Engels: Seit gestern Abend steht es fest, das neue Arbeitslosengeld II wird schon Anfang Januar ausbezahlt und nicht erst im Februar. Zudem bleibt das Geld, das Eltern für die Ausbildung ihrer Kinder ansparen durch hohe Freibeträge unangetastet. Dies sind die zwei Änderungen der Hartz-IV-Reformen, die gestern beschlossen wurden. Damit haben sich Teile der SPD-Linken und Die Grünen mit Forderungen durchgesetzt. Vor zwei Stunden sprachen wir mit Katrin Göring-Eckhardt, sie ist Fraktionschefin von Bündnis 90/Die Grünen und die erste Frage an sie, ein Grüner Punktsieg gegen Clement?
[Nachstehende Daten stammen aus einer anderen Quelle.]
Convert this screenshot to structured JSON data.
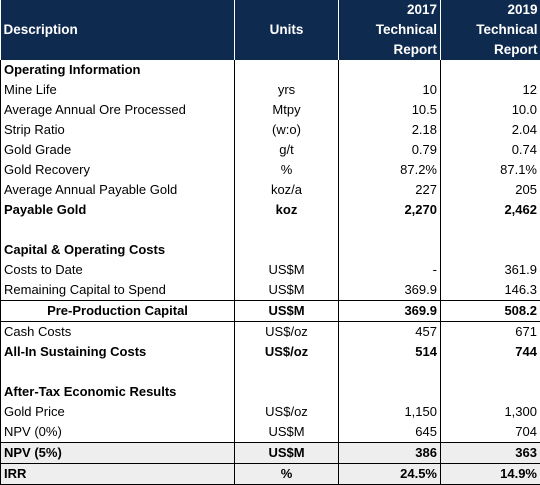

Moderation: Silvia Engels |
    Göring-Eckhardt: Nein, es geht nicht um einen Punktsieg, sondern wir haben darüber gesprochen, welcher Auszahlungstermin sinnvoll ist, so dass all diejenigen, die ab 1.1. berechtigt sind, Arbeitslosengeld II zu empfangen, dies auch bekommen. Deshalb haben wir uns gestern gemeinsam auf den Termin 1.1. geeinigt und sind damit jetzt auch klar, dass es zwölfmal Zahlungen gibt im Jahr 2005.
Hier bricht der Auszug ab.